Habib Abdullah Al-Haddad, dalam kitabnya yang sangat terkenal dan dijadikan sumber pengetahuan etika di pesantren, Nashaihud Diniyyah, menyebut sejumlah tanda/indikator karakter ulama:
فمن علامات العالم : ان يكون خاشعا متواضعا خاءفا مشفقا من خشية الله زاهدا فى الدنيا قانعا باليسير منها منفقا الفاضل عن حاجته مما فى يده. ناصحاً لعباد الله. رحيما بهم أمرا بالمعروف ناهيا عن المنكر. مسارعا فى الخيرات ملا زما للعبادات . ووقار واسع الصدر لا متكبرا ولا طامعا فى الناس ولا حريصا على الدنيا ولا جامعا للمال ولا مانعا له عن حقه ولا فظا ولا غليظا ولا مماريا ولا مخاصما ولا قاسيا ولا ضيق الصدر ولا مخادعا ولا غاشا ولا مقدما للاغنياء على الفقراء ولا مترددا الى السلاطين”
Tanda/ciri orang alim (ulama) antara lain : pembawaannya tenang, rendah hati, selalu merasa takut kepada Allah, bersahaja, “nrimo”, suka sedekah, membimbing umat, menyayangi mereka, selalu mengajak kepada kebaikan dan menghindari keburukan/maksiat, bersegera dalam kebaikan, senang beribadah, lapang dada, lembut hati, tidak sombong, tidak berharap pada pemberian orang, tidak ambisi kemegahan dan jabatan, tidak suka menumpuk-numpuk harta, tidak keras hati, tidak kasar, tidak suka pamer, tidak memusuhi dan membenci orang, tidak picik, tidak menipu, tidak licik, tidak mendahulukan orang kaya daripada orang miskin, dan tidak sering-sering mengunjungi penjabat pemerintahan/penguasa”.

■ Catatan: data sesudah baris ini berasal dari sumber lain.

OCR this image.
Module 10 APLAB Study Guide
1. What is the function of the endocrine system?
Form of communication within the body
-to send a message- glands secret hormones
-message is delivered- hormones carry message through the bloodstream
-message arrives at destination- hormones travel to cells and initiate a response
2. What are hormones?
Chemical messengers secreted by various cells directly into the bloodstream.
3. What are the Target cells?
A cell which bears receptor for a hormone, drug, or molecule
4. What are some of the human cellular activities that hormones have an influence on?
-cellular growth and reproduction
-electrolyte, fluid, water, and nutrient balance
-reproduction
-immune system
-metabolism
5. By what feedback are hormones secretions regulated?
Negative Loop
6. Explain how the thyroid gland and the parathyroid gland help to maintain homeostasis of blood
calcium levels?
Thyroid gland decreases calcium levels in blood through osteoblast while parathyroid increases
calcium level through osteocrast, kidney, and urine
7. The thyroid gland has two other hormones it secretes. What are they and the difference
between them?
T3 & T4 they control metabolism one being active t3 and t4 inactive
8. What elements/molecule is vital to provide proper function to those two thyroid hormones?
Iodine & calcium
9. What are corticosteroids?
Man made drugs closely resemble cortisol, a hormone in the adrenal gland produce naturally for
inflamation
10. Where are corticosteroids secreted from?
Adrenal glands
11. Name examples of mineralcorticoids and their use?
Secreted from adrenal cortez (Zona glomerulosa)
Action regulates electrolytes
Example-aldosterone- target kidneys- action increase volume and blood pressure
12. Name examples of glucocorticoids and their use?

Sementara Imam al-Ghazali menyebut sifat-sifat/ciri-ciri ulama sebagai berikut :
واعلم ان اللائق بالعالم المتدين ان يكون مطعمه وملبسه ومسكنه وجميع ما يتعلق بمعاشه فى دنياه وسطا. لا يميل الى الترفه والتنعم .
“Ketahuilah, bahwa yang patut/pantas disebut ulama ialah orang yang makananannya, pakaiannya, tempat tinggalnya (rumah) dan hal- hal lain yang berkaitan dengan kehidupan duniawi, sederhana, tidak bermewah-mewahan dan tidak berlebihan dalam kenikmatan.
Lain lagi pendapat Maulana Jalaluddin Rumi, penyair sufi besar. Saat ditanya santrinya, “Siapakah yang disebut ulama?
Ia tak mendefinisikannya, tetapi memberikan contoh (perumpamaan) yang amat menarik tentang siapa orang alim (orang berilmu) itu. Katanya:
“Dia bagaikan pohon yang ditanam di tanah yang subur. Tanah itu menjadikan pohon tersebut berdiri kokoh dan kuat dengan daun-daun yang menghijau dan merimbun. Lalu ia mengeluarkan bunga dan menghasilkan buah yang lebat. Meski dialah yang menghasilkan bunga dan buah itu, tetapi ia sendiri tak mengambil buah itu. Buah itu untuk orang lain atau diambil mereka. Jika manusia bisa memahami bahasa pohon itu, maka dia sesungguhnya berkata :
علمنا الله ان نعطى ولا ان ناخذ
“Kami diajari untuk memberi dan tidak diajari untuk meminta”.